Dosimetric impact of range uncertainty in passive scattering proton therapy

• Published in: Journal of applied clinical medical physics Vol. 22; no. 5; pp. 6 - 14
• Main Authors: Liu, Ruirui, Sun, Baozhou, Zhang, Tiezhi, Williamson, Jeffery F., O’Sullivan, Joseph A., Zhao, Tianyu
• Format: Journal Article
• Language: English
• Published: United States John Wiley & Sons, Inc 01.05.2021; John Wiley and Sons Inc
• Subjects: Brain cancer; Calibration; Cancer therapies; dose calculation; Dosimetry; Lung cancer; passive scatter proton therapy; Patients; Planning; Prostate cancer; proton range uncertainty; Radiation Oncology Physics; Radiation therapy; retrospective study; dose calculation; proton range uncertainty; passive scatter proton therapy; retrospective study
• ISSN: 1526-9914; 1526-9914
• DOI: 10.1002/acm2.13179

Purpose The objective of this study was to investigate the dosimetric impact of range uncertainty in a large cohort of patients receiving passive scatter proton therapy. Methods A cohort of 120 patients were reviewed in this study retrospectively, of which 61 were brain, 39 lung, and 20 prostate patients. Range uncertainties of ±3.5% (overshooting and undershooting by 3.5%, respectively) were added and recalculated on the original plans, which had been planned according to our clinical planning protocol while keeping beamlines, apertures, compensators, and dose grids intact.
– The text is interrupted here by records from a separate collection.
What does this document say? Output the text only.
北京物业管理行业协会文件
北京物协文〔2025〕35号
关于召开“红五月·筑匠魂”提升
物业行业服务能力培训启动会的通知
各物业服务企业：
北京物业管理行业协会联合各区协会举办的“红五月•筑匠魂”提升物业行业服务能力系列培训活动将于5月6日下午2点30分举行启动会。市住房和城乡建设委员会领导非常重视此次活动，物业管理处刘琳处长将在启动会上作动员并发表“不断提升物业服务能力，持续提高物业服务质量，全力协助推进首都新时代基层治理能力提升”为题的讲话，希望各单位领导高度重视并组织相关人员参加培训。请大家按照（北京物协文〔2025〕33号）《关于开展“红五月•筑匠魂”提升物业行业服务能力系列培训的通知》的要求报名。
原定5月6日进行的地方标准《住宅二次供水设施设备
Changes in the coverage on CTV and DVH for critical organs were compared and analyzed. Correlation between dose change and minimal distance between CTV and critical organs were also investigated. Results Although CTV coverages and maximum dose to critical organs were largely maintained for most brain patients, large variations over 5% were still observed sporadically. Critical organs, such as brainstem and chiasm, could still be affected by range uncertainty at 4 cm away from CTV. Coverage and OARs in lung and prostate patients were less likely to be affected by range uncertainty with very few exceptions. Conclusion The margin recipe in modern TPS leads to clinically acceptable OAR doses in the presence of range uncertainties. However, range uncertainties still pose a noticeable challenge for small but critical serial organs near tumors, and occasionally for large parallel organs that are located distal to incident proton beams.